Le malaise aérien
Récemment, j’étais dans un vol qui me ramenait de Rome et 15 minutes après le décollage, un membre de l’équipage a pris le micro pour nous lancer cette phrase digne d’un film à la prémisse éculée : «Mesdames et messieurs, nous avons une urgence médicale à bord. Est-ce qu’il y aurait un médecin parmi les passagers? Si vous êtes médecin ou infirmière, merci de vous diriger immédiatement vers la rangée 39.»
Ça s’ébroue en cabine, les gens tendent le cou pour voir s’il y a du sang (tu connais les êtres humains, right?) et on reste là, filant à 850km/h au-dessus l’Europe occidentale, à se demander ce qui se passe. Les agents de bord s’énervent, on court chercher de l’oxygène, on requiert la trousse de premiers soins, etc. Le mot se répand : il semblerait qu’un monsieur âgé ait eu un «malaise», un terme médical technique désignant semble-t-il 92% des problèmes de santé. Il y a deux médecins dans l’avion et on semble faire le nécessaire pour aider le pauvre yable.
Flash-forward deux heures plus tard. Les gens font ce que tu fais normalement dans un avion: ils somnolent ou regardent le 17e opus de la série X-Men : Lucifer-Contre-Le-Gars-Avec-Le-Casque-Magique-Qui-a-Toujours-Mal-à-la-Tête. On ne sait pas trop si le monsieur va mieux. On ne peut que l’espérer.
On est en train de survoler l’Angleterre, quand soudain, on perçoit dans nos oreilles que l’avion vire de bord. Le capitaine prend la parole : «Mesdames et messieurs, en raison de l’urgence médicale à bord, nous allons atterrir à Londres pour permettre aux équipes médicales au sol de venir assister la personne en difficulté. Nous serons sur le sol britannique pour une heure, peut-être deux. Merci de votre compréhension.»
On atterrit et, après une inspection des freins de l’avion (parfois, quand un avion atterrit avec un presque plein de carburant, les freins surchauffent et il paraît que c’est très pratique des freins sur un avion), les équipes de secours entrent pour s’occuper du monsieur. Sa femme est une vieille dame très digne qui pleure en silence en prenant les bagages de son conjoint. Les ambulanciers parviennent à mettre le monsieur sur un brancard malgré l’exigüité de l’espace et le roulent jusqu’à la porte. Tous les passagers applaudissent (cette fois, c’est pour une bonne raison) et le bonhomme salue à la ronde et se permet même un sourire teinté par la douleur.

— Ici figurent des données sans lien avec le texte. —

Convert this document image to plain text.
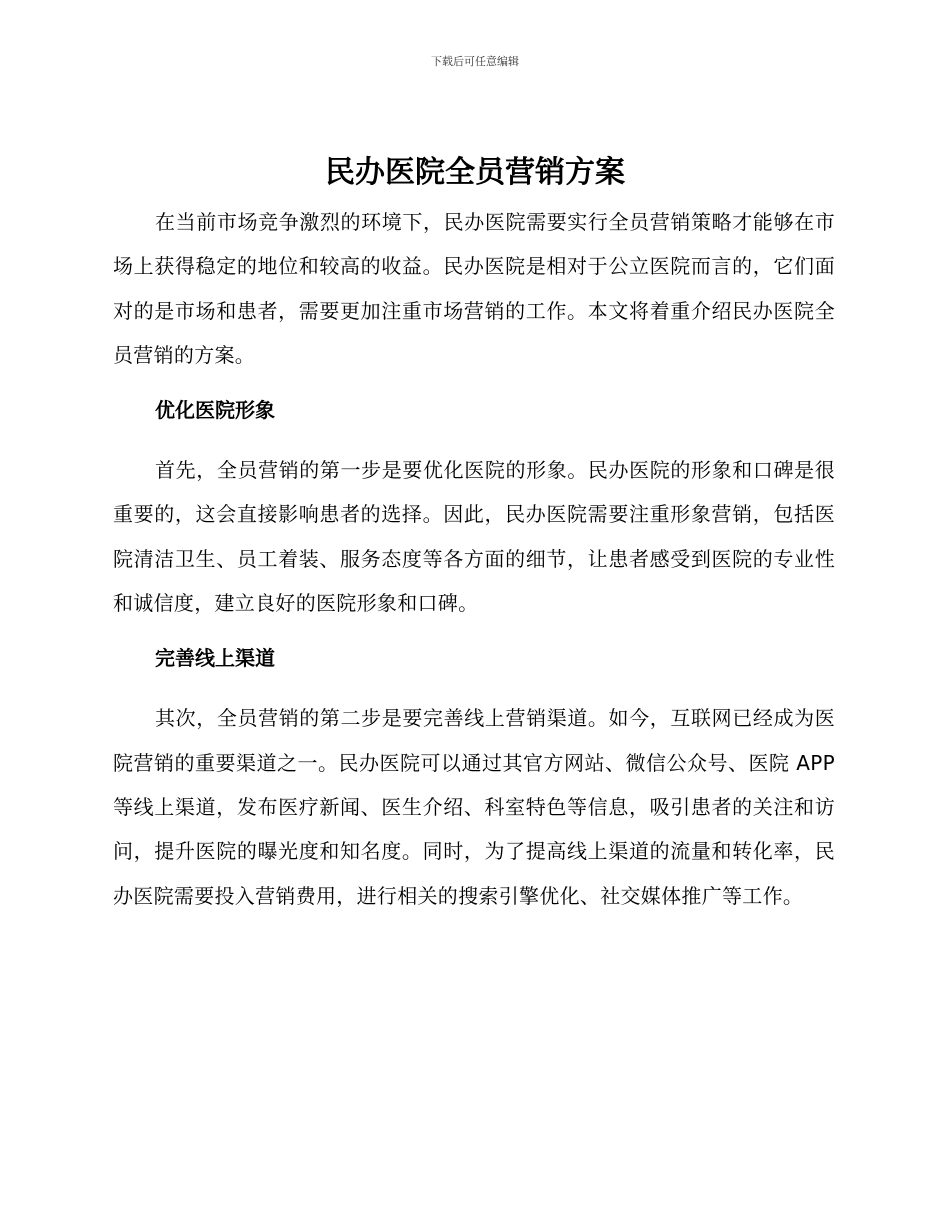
下载后可任意编辑
民办医院全员营销方案

在当前市场竞争激烈的环境下，民办医院需要实行全员营销策略才能够在市场上获得稳定的地位和较高的收益。民办医院是相对于公立医院而言的，它们面对的是市场和患者，需要更加注重市场营销的工作。本文将着重介绍民办医院全员营销的方案。

优化医院形象

首先，全员营销的第一步是要优化医院的形象。民办医院的形象和口碑是很重要的，这会直接影响患者的选择。因此，民办医院需要注重形象营销，包括医院清洁卫生、员工着装、服务态度等各方面的细节，让患者感受到医院的专业性和诚信度，建立良好的医院形象和口碑。

完善线上渠道

其次，全员营销的第二步是要完善线上营销渠道。如今，互联网已经成为医院营销的重要渠道之一。民办医院可以通过其官方网站、微信公众号、医院 APP 等线上渠道，发布医疗新闻、医生介绍、科室特色等信息，吸引患者的关注和访问，提升医院的曝光度和知名度。同时，为了提高线上渠道的流量和转化率，民办医院需要投入营销费用，进行相关的搜索引擎优化、社交媒体推广等工作。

C’était franchement un bel exemple de courage, de coopération et de professionnalisme. C’est dans ces moments-là que tu te surprends à être optimiste pour l’avenir de l’humanité, de penser que malgré la pluie de dégueulasseries qu’on se fait subir les uns aux autres, il reste quelque chose comme une dose de bonté et d’humanité.
La seule question qui demeure, c’est de savoir si, après le redécollage, j’ai bien fait de faire signe à l’hôtesse pour lui dire:
– Est-ce que c’est possible d’avoir le repas du monsieur qui a débarqué, vu que, t’sé, il le mangera clairement pas?